Overnight we’ve seen another break to the upside following a strong day on Friday, now currently trading in the 2910-20 range. Being day traders, we typically take each day as it comes, and following signals on what offers the best probability trades to take on, but we’re also paying attention to the much bigger picture (something we discuss in our education package). In the wider context, the U.S. equity markets are reaching a fork in the road in regard to what the chart is printing in the longer term. Looking at the daily chart on each of the ES, NQ & RUT (Russell 2000), it could be deduced that whilst we’ve had strong daily moves to the upside over the last 10 days, we are in fact witnessing the printing of a bear flag in a daily time-frame.
The fork in the road, for us, is the 2940 level – a meaningful break and close above this level in a daily time-frame, should help confirm that it’s *not* a bear flag and merely a correction on the road higher. We’ve seen a couple of breaks above this level over the last 2 weeks, but they were at the tail end of range extensions, and weren’t strong enough to tempt significant buyers higher, or conversely, make short holders worried to any great degree. Ideally, we’d like to see a break higher, and buyers come in on a re-test of this level from above, thus confirming it as a new support level.

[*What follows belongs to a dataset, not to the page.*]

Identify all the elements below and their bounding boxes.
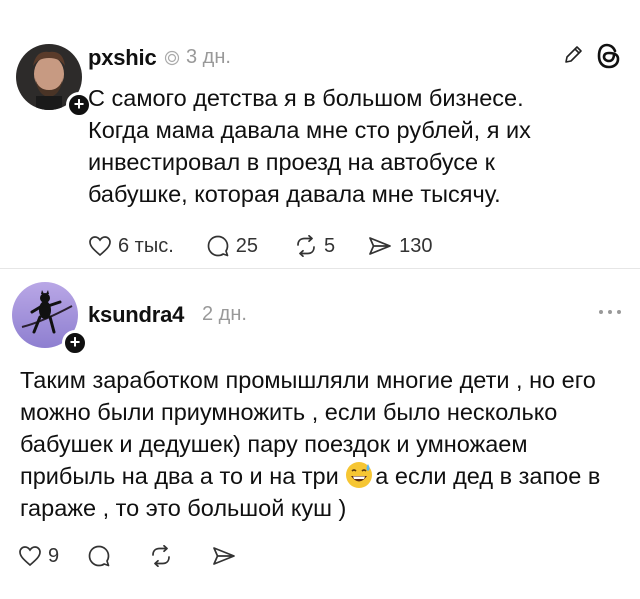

There are however, some other areas on the chart, which give us cause to believe there may in fact be a leg lower, confirming the bear-flag theory. The ‘poor low’ at 2825, represented a double-bottom during Thursday’s cash session, but for those who follow Market Profile closely, you’ll know that poor lows on the profile will often be corrected at some point in the future. Poor lows and highs represent an unfinished auction, meaning there is further business to be done in that area. Typically, market trends finish and reverse with a tail shape (single print) on the market profile, whilst the poor low/high is usually corrected in the near future.
This is market generated information we’ll carry forward whilst making our trading decisions this week. We have some potentially high-volatility events on the docket this week, with FOMC minutes on Wednesday evening (GMT), as well as the Jackson Hole meetings running from Thursday into the weekend (on top of all the Trump vs. China trade war), which may help resolve this current period we’re experiencing. We’ll be keeping a close eye on the correlated equity markets (Nasdaq & Russell 2000) for any clues along the way.